Every day, each of us earns and spends money. But few people think about what their financial situation will be in a few years or when they retire. Regular financial planning can help you manage your finances. Spending a little time drawing up your personal financial plan will help you look more confidently into tomorrow and get closer to gaining the long-awaited financial freedom.
It is necessary
Personal financial plan
Instructions
Step 1
Define your personal financial goals. Answer honestly to yourself the question: "What do I want financially?" Your plan should be based on your goals, desires, and aspirations. Financial goals should be specific and tangible. The vague answer “I want to be financially independent” will not help you in any way to put things in order in your personal finances. The correctly set goals sound like this: in a year I want to buy a new car, in five years - to pay for the child's education at a university, and so on. You need to know the specific terms and amounts that you will need.
Step 2
Analyze your current financial situation. This step is a lot like setting up accounting in a small company. Get a picture of your assets and liabilities, income and expenses. Try to take into account all items of income and expenses, including transportation costs, grocery purchases, utility bills. For most modern people, expenses are equal to income, or even exceed them when it comes to loans. The first step to remedying the situation is to keep track of and control your expenses.
Step 3
Assess your property and free finances.
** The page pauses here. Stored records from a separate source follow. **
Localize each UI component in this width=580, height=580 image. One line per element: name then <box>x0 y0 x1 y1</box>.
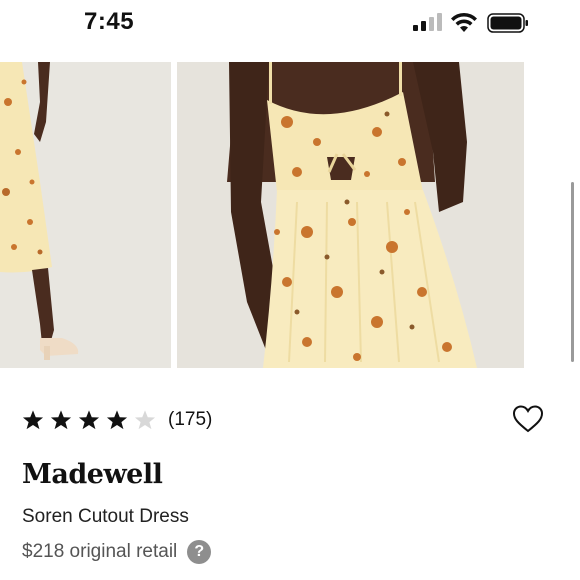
battery-icon <box>487 13 528 33</box>
review-count[interactable]: (175) <box>168 409 212 431</box>
brand-name[interactable]: Madewell <box>22 459 163 490</box>
favorite-heart-icon[interactable] <box>512 404 544 434</box>
rating-row[interactable]: (175) <box>22 405 212 435</box>
status-bar: 7:45 <box>0 0 580 48</box>
cellular-signal-icon <box>413 13 442 31</box>
dress-side-illustration <box>0 62 171 368</box>
star-filled-icon <box>106 410 128 430</box>
product-name: Soren Cutout Dress <box>22 506 189 527</box>
product-image-gallery[interactable] <box>0 62 580 368</box>
star-filled-icon <box>22 410 44 430</box>
product-photo-front-closeup[interactable] <box>177 62 524 368</box>
product-photo-side-view[interactable] <box>0 62 171 368</box>
status-time: 7:45 <box>84 8 135 35</box>
star-empty-icon <box>134 410 156 430</box>
star-filled-icon <box>50 410 72 430</box>
wifi-icon <box>451 12 477 32</box>
price-row: $218 original retail ? <box>22 540 212 564</box>
scroll-indicator[interactable] <box>571 182 574 362</box>
price-help-icon[interactable]: ? <box>187 540 212 564</box>
star-filled-icon <box>78 410 100 430</box>
dress-front-illustration <box>177 62 524 368</box>
original-retail-price: $218 original retail <box>22 541 178 562</box>
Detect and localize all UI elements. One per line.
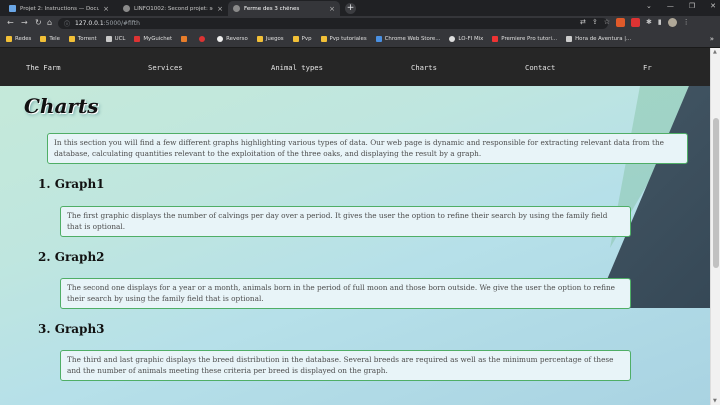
- chevron-down-icon[interactable]: ⌄: [646, 2, 652, 10]
- scrollbar-thumb[interactable]: [713, 118, 719, 268]
- page-viewport: The Farm Services Animal types Charts Co…: [0, 48, 710, 405]
- reverso-icon: [217, 36, 224, 42]
- address-bar[interactable]: ⓘ 127.0.0.1:5000/#fifth: [58, 18, 608, 29]
- close-icon[interactable]: ×: [103, 5, 109, 13]
- bookmark[interactable]: LO-FI Mix: [449, 36, 483, 42]
- close-icon[interactable]: ×: [217, 5, 223, 13]
- bookmarks-bar: Redes Tele Torrent UCL MyGuichet Reverso…: [0, 31, 720, 48]
- folder-icon: [256, 36, 263, 42]
- browser-toolbar: ← → ↻ ⌂ ⓘ 127.0.0.1:5000/#fifth ⇄ ⇪ ☆ ✱ …: [0, 16, 720, 31]
- extension-icon[interactable]: [616, 18, 626, 27]
- folder-icon: [320, 36, 327, 42]
- extension-icon[interactable]: [631, 18, 641, 27]
- section-heading: 2. Graph2: [38, 250, 105, 264]
- bookmark[interactable]: Reverso: [217, 36, 248, 42]
- share-icon[interactable]: ⇪: [592, 18, 598, 27]
- section-heading: 1. Graph1: [38, 177, 105, 191]
- new-tab-button[interactable]: +: [345, 3, 356, 14]
- bookmark[interactable]: [199, 36, 208, 42]
- site-icon: [181, 36, 188, 42]
- section-description: The first graphic displays the number of…: [60, 206, 631, 237]
- nav-link-the-farm[interactable]: The Farm: [26, 63, 61, 72]
- scroll-down-icon[interactable]: ▼: [713, 398, 717, 404]
- github-icon: [123, 5, 130, 12]
- music-icon: [449, 36, 456, 42]
- bookmark[interactable]: Redes: [6, 36, 31, 42]
- section-description: The second one displays for a year or a …: [60, 278, 631, 309]
- tab-instructions[interactable]: Projet 2: Instructions — Docume ×: [4, 1, 114, 16]
- back-icon[interactable]: ←: [7, 18, 14, 27]
- menu-icon[interactable]: ⋮: [683, 18, 690, 27]
- toolbar-icons: ⇄ ⇪ ☆ ✱ ▮ ⋮: [580, 18, 690, 27]
- url-host: 127.0.0.1: [75, 20, 104, 27]
- myguichet-icon: [134, 36, 141, 42]
- close-icon[interactable]: ×: [329, 5, 335, 13]
- bookmark[interactable]: Pvp tutoriales: [320, 36, 367, 42]
- sidepanel-icon[interactable]: ▮: [658, 18, 662, 27]
- bookmark[interactable]: Chrome Web Store...: [375, 36, 440, 42]
- restore-icon[interactable]: ❐: [689, 2, 695, 10]
- docs-icon: [9, 5, 16, 12]
- youtube-icon: [492, 36, 499, 42]
- page-scrollbar[interactable]: ▲ ▼: [710, 48, 720, 405]
- tab-label: Ferme des 3 chênes: [244, 5, 300, 12]
- ucl-icon: [105, 36, 112, 42]
- page-title: Charts: [24, 94, 99, 118]
- nav-link-contact[interactable]: Contact: [525, 63, 555, 72]
- site-navbar: The Farm Services Animal types Charts Co…: [0, 48, 710, 86]
- tab-ferme[interactable]: Ferme des 3 chênes ×: [228, 1, 340, 16]
- bookmarks-overflow-icon[interactable]: »: [710, 35, 714, 43]
- url-path: :5000/#fifth: [103, 20, 140, 27]
- globe-icon: [233, 5, 240, 12]
- tab-strip: Projet 2: Instructions — Docume × LINFO1…: [0, 0, 720, 16]
- info-icon[interactable]: ⓘ: [64, 19, 70, 28]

Which of them are assets, that is, generate income (for example, rental housing, securities, bank deposit)? Which ones, on the contrary, are liabilities, that is, bring losses (for example, money "in stocking" that inflation eats up every month, land that you do not use)? It is often more expedient to get rid of the liability by selling it, and invest the released funds in places that can bring additional income.
Step 4
Think about ways to protect your finances. The most famous way of such protection is insurance. Purchase insurance in case of possible disability - in this case, you will have a guarantee that you will not be left without a livelihood if something goes wrong with you, because no one can completely exclude such a possibility.
Step 5
Create a cash reserve sufficient for the family's normal existence for several months. In this case, if you lose your source of income, you will feel more confident until you fix the situation.
Step 6
Determine how much of the funds you can use to invest. Make it a rule to allocate at least 10% of any income received for these purposes.
Step 7
Determine your investment strategy and select the appropriate tools. Here you cannot do without training in financial management, which can be obtained at the corresponding courses and seminars held in every major city. The choice of specific investment instruments presupposes your knowledge of the types of investments and methods of risk management. If you do not have the opportunity to spend time improving your financial education, opt for mutual funds and bank deposits.